There was a lot of stuff crammed into that chapter, which also talked about rape-revenge films and Sisters. May teminine, Viola rated it really liked it. Barbara Creed analyses the seven faces’ of the monstrous-feminine: Her argument that man fears woman as castrator, rather than as castrated, questions harbara only Freudian theories of sexual difference but existing theories of spectatorship and fetishism, providing a provocative re-reading of classical and contemporary film and theoretical texts.
On Cindy Sherman photography http: Jun 13, Laura rated it liked it Recommends it for: I read this book because I love monster movies, especially the campy ones where the monster is invariably female and on a killing rampage. This is a great book if you revel in movies like Cronenberg’s “The Ceed, or the “Aliens” Quadrilogy, or even more recent movies like “The Descent”. It examines the issue of gender in horror films, something that barbzra completely obvious when you read the essays but was always just on the tip of your subconscious mind, waiting for the right articulation.
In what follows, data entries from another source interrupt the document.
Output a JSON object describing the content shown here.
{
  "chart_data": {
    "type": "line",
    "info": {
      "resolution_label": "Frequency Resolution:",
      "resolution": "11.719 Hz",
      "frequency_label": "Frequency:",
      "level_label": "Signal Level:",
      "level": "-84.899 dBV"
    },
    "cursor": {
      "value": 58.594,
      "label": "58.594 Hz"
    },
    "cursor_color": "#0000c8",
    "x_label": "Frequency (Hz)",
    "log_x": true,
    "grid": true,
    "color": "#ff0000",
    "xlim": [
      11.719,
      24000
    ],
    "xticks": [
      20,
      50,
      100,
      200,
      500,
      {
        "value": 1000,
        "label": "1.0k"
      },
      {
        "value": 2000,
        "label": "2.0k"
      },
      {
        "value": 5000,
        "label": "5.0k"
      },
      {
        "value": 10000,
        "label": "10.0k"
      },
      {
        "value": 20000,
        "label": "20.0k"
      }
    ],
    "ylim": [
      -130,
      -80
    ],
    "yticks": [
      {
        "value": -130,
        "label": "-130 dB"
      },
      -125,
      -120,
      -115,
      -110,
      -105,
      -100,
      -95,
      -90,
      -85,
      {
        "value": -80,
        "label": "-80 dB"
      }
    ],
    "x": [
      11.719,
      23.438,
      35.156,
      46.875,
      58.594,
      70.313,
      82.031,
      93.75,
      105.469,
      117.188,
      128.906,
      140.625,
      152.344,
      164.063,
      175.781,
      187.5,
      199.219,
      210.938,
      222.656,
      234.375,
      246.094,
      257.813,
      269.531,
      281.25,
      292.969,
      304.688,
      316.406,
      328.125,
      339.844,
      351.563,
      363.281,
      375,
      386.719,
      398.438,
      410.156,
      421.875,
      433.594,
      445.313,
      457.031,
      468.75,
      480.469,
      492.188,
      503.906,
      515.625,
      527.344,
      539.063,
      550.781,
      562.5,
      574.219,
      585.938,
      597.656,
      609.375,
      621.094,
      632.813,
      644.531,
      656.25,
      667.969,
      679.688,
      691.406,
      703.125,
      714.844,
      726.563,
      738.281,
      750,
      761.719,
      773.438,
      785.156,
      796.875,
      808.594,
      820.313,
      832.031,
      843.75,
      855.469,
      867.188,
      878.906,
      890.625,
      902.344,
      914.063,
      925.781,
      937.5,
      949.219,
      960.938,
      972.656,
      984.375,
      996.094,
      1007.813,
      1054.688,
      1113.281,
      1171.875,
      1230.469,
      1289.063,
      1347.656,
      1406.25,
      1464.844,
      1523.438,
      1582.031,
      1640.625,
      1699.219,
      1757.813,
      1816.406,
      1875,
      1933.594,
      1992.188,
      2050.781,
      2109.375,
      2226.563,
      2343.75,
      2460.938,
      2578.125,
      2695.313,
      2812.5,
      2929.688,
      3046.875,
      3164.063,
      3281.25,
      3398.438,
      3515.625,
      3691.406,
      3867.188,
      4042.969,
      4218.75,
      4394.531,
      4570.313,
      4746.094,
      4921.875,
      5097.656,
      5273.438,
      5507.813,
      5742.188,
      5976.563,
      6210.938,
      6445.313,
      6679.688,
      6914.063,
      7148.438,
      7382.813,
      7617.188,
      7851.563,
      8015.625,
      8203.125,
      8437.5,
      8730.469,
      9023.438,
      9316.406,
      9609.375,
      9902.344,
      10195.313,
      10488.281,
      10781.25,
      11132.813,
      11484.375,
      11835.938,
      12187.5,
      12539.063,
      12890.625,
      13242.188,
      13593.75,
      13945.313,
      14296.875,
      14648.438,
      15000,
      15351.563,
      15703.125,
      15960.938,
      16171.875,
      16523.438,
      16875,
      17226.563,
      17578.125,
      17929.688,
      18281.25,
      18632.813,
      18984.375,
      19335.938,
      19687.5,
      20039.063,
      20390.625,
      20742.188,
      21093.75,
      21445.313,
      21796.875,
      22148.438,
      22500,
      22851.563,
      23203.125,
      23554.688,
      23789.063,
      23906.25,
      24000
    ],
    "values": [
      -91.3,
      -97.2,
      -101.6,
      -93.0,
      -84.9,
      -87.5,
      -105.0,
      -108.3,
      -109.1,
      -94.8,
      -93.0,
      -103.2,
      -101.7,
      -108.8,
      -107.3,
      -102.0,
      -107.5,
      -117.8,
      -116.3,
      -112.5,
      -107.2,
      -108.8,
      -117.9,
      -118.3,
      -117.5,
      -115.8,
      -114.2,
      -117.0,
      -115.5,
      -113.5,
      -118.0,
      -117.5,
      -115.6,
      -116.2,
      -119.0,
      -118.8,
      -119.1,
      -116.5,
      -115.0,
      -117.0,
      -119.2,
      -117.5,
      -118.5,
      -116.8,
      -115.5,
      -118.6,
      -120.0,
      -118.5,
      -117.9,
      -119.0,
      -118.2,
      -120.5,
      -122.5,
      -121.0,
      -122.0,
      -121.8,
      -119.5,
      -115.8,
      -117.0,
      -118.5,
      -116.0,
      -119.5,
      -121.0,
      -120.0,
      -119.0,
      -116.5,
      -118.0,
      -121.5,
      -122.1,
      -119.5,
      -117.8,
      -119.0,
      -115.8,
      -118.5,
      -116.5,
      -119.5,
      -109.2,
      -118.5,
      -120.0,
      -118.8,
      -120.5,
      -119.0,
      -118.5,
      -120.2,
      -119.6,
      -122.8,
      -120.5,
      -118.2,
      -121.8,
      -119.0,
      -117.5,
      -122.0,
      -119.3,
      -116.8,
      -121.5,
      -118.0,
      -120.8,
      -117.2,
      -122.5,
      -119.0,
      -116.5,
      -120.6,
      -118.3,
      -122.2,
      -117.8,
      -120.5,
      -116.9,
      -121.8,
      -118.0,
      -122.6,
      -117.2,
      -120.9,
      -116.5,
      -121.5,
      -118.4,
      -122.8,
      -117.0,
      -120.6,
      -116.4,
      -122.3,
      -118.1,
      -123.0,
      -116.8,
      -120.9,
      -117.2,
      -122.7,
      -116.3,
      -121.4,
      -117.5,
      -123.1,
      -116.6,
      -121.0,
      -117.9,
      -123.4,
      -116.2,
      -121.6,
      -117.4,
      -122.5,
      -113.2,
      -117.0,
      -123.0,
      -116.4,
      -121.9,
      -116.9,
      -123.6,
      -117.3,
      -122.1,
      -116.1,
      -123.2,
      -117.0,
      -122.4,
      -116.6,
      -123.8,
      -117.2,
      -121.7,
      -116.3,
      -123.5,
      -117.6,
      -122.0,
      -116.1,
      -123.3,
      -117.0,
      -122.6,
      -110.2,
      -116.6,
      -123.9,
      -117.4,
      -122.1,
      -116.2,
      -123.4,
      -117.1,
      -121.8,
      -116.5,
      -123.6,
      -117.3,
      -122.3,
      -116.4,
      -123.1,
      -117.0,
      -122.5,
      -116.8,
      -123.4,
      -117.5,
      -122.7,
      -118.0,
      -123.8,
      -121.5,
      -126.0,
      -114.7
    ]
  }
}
Sep 11, malic rated it it was amazing Recommends it for: I also like to throw in transgender monsters and transphobia Nov 22, Shannan rated it liked it. While this book was cutting edge for its time, much of the feminist rhetoric in it is now outdated.
I appreciated the use of omnstrous monstrous feminine as a retaliation against a society expecting only pretty women, and used it in a paper discussing the harpies of Greek poetry, but I found it konstrous lacking quite the point I was hoping for. I would love to see an updated version of the book to incorporate more current feminism. Feb 22, Kelsey rated it liked it Shelves: I barbarw this for a popular culture class in grad school, and as someone with limited knowledge of psychoanalysis, it was hard to get into.
The Monstrous-Feminine: Film, Feminism, Psychoanalysis – Barbara Creed – Google Books
However, by the end of it, Creed presents an immensely liberating theory regarding the monstrous feminine, and made me completely rethink the way media portrays women. Since I finished it a few days ago, I haven’t been able to stop thinking about it. Absolutely worth a read if you’re interested in women teminine media. Apr 26, Peter North rated it liked it Shelves: I found this text to be very reserved as a piece of “feminism.